Crowd at Festivals

Professor Chris Kemp (CEO of MOM) shares his thoughts on the challenges being faced by events and festivals, and considers if we need a new approach.

“My experience this summer showed that the festival industry is not just feeling the effects inside its own bubble but those passed on across the events industry. These issues come as a result of a post-Covid boom, the repercussions of the war in Ukraine, the challenges of Brexit, and an impending Eurozone economic crash, with price inflation across the board”

Professor Chris Kemp

Challenges

Practically, it has meant that there has been staff shortages, a disparity in wages, a lack of volunteers and supply chain problems.

Staff shortages have led to a reduction in the quality and knowledge of staff and therefore competence at events. Before Covid, events had an abundance of employees who could manage, secure, steward, promote and administrate at the highest levels. Three years on, 450,000 people have left the industry. Movements have been spurred on by those seeking better paid, more secure work with sociable hours. Also, zero-hours contracts, the laying off of staff and furlough schemes have all played their part.

There has been a disparity in wages with some events, such as golf majors and football tournaments, paying a premium to get experienced staff. Festivals struggled to compete, as did some sports like cricket, leaving them without provision.
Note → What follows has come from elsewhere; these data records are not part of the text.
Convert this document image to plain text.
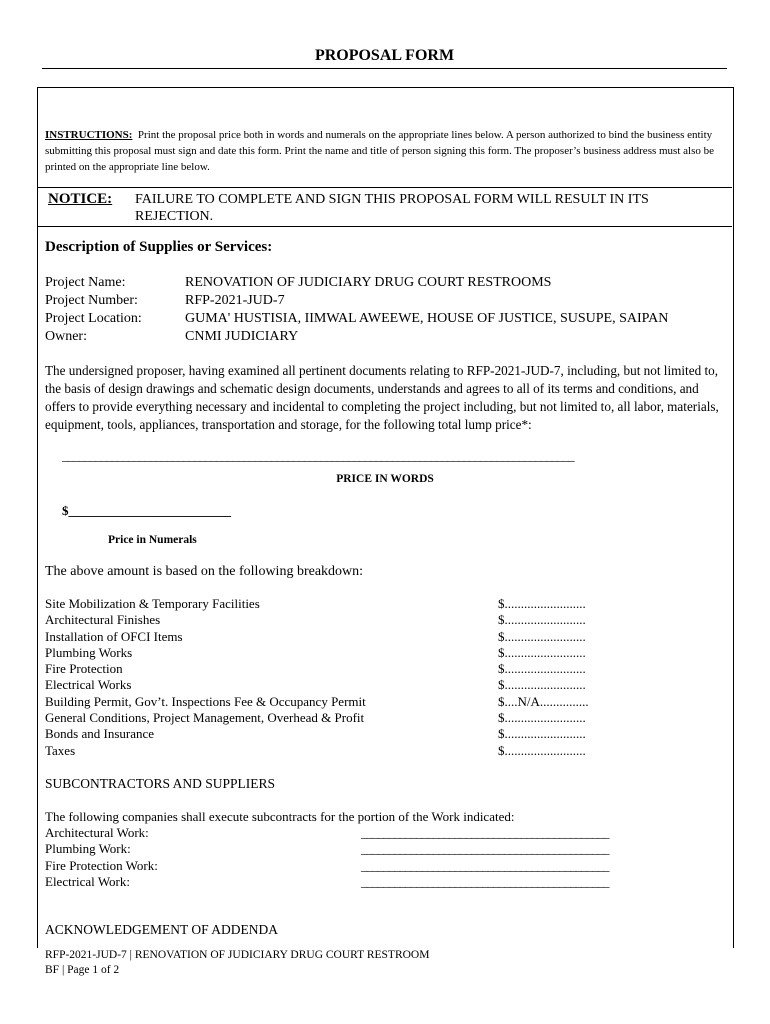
PROPOSAL FORM
INSTRUCTIONS: Print the proposal price both in words and numerals on the appropriate lines below. A person authorized to bind the business entity submitting this proposal must sign and date this form. Print the name and title of person signing this form. The proposer’s business address must also be printed on the appropriate line below.
NOTICE: FAILURE TO COMPLETE AND SIGN THIS PROPOSAL FORM WILL RESULT IN ITS REJECTION.
Description of Supplies or Services:
Project Name:	RENOVATION OF JUDICIARY DRUG COURT RESTROOMS
Project Number:	RFP-2021-JUD-7
Project Location:	GUMA' HUSTISIA, IIMWAL AWEEWE, HOUSE OF JUSTICE, SUSUPE, SAIPAN
Owner:	CNMI JUDICIARY
The undersigned proposer, having examined all pertinent documents relating to RFP-2021-JUD-7, including, but not limited to, the basis of design drawings and schematic design documents, understands and agrees to all of its terms and conditions, and offers to provide everything necessary and incidental to completing the project including, but not limited to, all labor, materials, equipment, tools, appliances, transportation and storage, for the following total lump price*:
_____________________________________________________________________________________________
PRICE IN WORDS
$_________________________
Price in Numerals
The above amount is based on the following breakdown:
Site Mobilization & Temporary Facilities	$.........................
Architectural Finishes	$.........................
Installation of OFCI Items	$.........................
Plumbing Works	$.........................
Fire Protection	$.........................
Electrical Works	$.........................
Building Permit, Gov’t. Inspections Fee & Occupancy Permit	$....N/A...............
General Conditions, Project Management, Overhead & Profit	$.........................
Bonds and Insurance	$.........................
Taxes	$.........................
SUBCONTRACTORS AND SUPPLIERS
The following companies shall execute subcontracts for the portion of the Work indicated:
Architectural Work:	_____________________________________________
Plumbing Work:	_____________________________________________
Fire Protection Work:	_____________________________________________
Electrical Work:	_____________________________________________
ACKNOWLEDGEMENT OF ADDENDA
RFP-2021-JUD-7 | RENOVATION OF JUDICIARY DRUG COURT RESTROOM
BF | Page 1 of 2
Also a lack of volunteers has caused a problem. Numbers were down for festivals with estimates suggesting a 10-33% shortfall. An improvement in experience is being called for by Gen Z.

There have been supply chain problems due to a rise in the number of festivals across Europe without a rise in equipment or time to get between them. Fortunately, most festivals were resourceful and fixed these issues.

It seems apparent that as prices go up and money gets tighter, occupational hazards appear. Last summer, many festivals were forced into subcontracting. This, at some events, led to staff who were not trained in security and crowd management being used for tasks such as manning gates. Also, in some cases, security providers were unable to supply enough staff because core staff were unavailable.

Impact

Professor Kemp says:

“The customer will eventually feel the results, as pressure on economic markets and increasing supply prices and staff pushes up the cost of the experience. We’re reaching a Catch-22 situation where everybody knows that working together with other organisations to guarantee work for a set price might just keep the industry turning but also that small cracks appearing could wrench it apart”

Professor Chris Kemp

Approach

We need to be asking the right questions to ensure that the industry can keep going and that emergency, crisis and business continuity actions can provide stability. Maybe it’s time to use a more bottom-up approach?